In this work we look into the use of crowdsourcing as a means to handle Linked Data quality problems that are challenging to be solved automatically. We analyzed the most common errors encountered in Linked Data sources and classified them according to the extent to which they are likely to be amenable to a specific crowdsourcing approach. Based on this analysis, we implemented a quality assessment methodology for Linked Data that leverage the wisdom of the crowds in different ways: (i) a contest format targeting an expert crowd of researchers and Linked Data enthusiasts; and (ii) paid microtasks published on Amazon Mechanical Turk.
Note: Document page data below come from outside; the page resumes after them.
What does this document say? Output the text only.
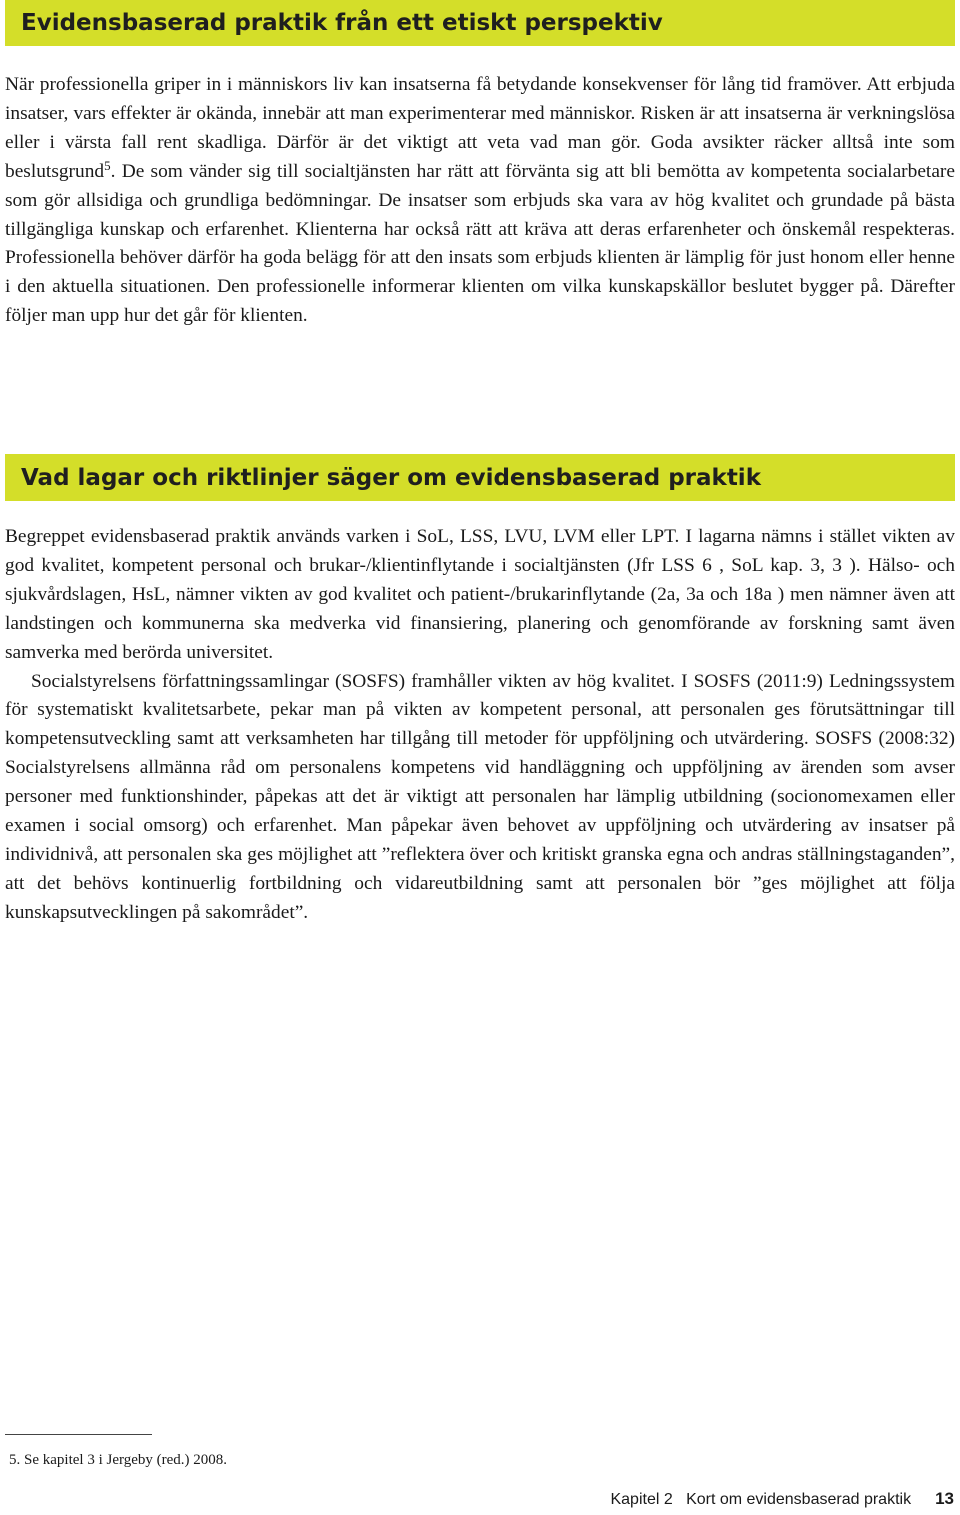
Evidensbaserad praktik från ett etiskt perspektiv

När professionella griper in i människors liv kan insatserna få betydande konsekvenser för lång tid framöver. Att erbjuda insatser, vars effekter är okända, innebär att man experimenterar med människor. Risken är att insatserna är verkningslösa eller i värsta fall rent skadliga. Därför är det viktigt att veta vad man gör. Goda avsikter räcker alltså inte som beslutsgrund$^5$. De som vänder sig till socialtjänsten har rätt att förvänta sig att bli bemötta av kompetenta socialarbetare som gör allsidiga och grundliga bedömningar. De insatser som erbjuds ska vara av hög kvalitet och grundade på bästa tillgängliga kunskap och erfarenhet. Klienterna har också rätt att kräva att deras erfarenheter och önskemål respekteras. Professionella behöver därför ha goda belägg för att den insats som erbjuds klienten är lämplig för just honom eller henne i den aktuella situationen. Den professionelle informerar klienten om vilka kunskapskällor beslutet bygger på. Därefter följer man upp hur det går för klienten.

Vad lagar och riktlinjer säger om evidensbaserad praktik

Begreppet evidensbaserad praktik används varken i SoL, LSS, LVU, LVM eller LPT. I lagarna nämns i stället vikten av god kvalitet, kompetent personal och brukar-/klientinflytande i socialtjänsten (Jfr LSS 6 , SoL kap. 3, 3 ). Hälso- och sjukvårdslagen, HsL, nämner vikten av god kvalitet och patient-/brukarinflytande (2a, 3a och 18a ) men nämner även att landstingen och kommunerna ska medverka vid finansiering, planering och genomförande av forskning samt även samverka med berörda universitet.

Socialstyrelsens författningssamlingar (SOSFS) framhåller vikten av hög kvalitet. I SOSFS (2011:9) Ledningssystem för systematiskt kvalitetsarbete, pekar man på vikten av kompetent personal, att personalen ges förutsättningar till kompetensutveckling samt att verksamheten har tillgång till metoder för uppföljning och utvärdering. SOSFS (2008:32) Socialstyrelsens allmänna råd om personalens kompetens vid handläggning och uppföljning av ärenden som avser personer med funktionshinder, påpekas att det är viktigt att personalen har lämplig utbildning (socionomexamen eller examen i social omsorg) och erfarenhet. Man påpekar även behovet av uppföljning och utvärdering av insatser på individnivå, att personalen ska ges möjlighet att ”reflektera över och kritiskt granska egna och andras ställningstaganden”, att det behövs kontinuerlig fortbildning och vidareutbildning samt att personalen bör ”ges möjlighet att följa kunskapsutvecklingen på sakområdet”.

5. Se kapitel 3 i Jergeby (red.) 2008.
Kapitel 2   Kort om evidensbaserad praktik 13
We empirically evaluated the the capacity of crowdsourcing approaches to spot quality issues in DBpedia and investigated how the contributions of the two crowds could be optimally integrated into Linked Data curation processes. The results showed that the two styles of crowdsourcing are complementary, and that crowdsourcing-enabled quality assessment is a promising and affordable way to enhance the quality of Linked Data sets.

Methodology


In this work we applied the crowdsourcing pattern Find-Fix-Verifiy, which originally consists of separating a task into three stages. The Find stage asks the crowd to identify problematic elements within a data source. In the second stage, Fix, the crowd corrects the elements belonging to the outcome of the previous stage. The Verify stage corresponds to a final quality control iteration.
Our approach leverages the expertise of LD experts in a contest to find and classify erroneous triples according to a pre-defined scheme. The outcome of this stage -triples judged as "incorrect"- is then verified by the crowd, which is instructed to assess specific types of errors in the subset of triples.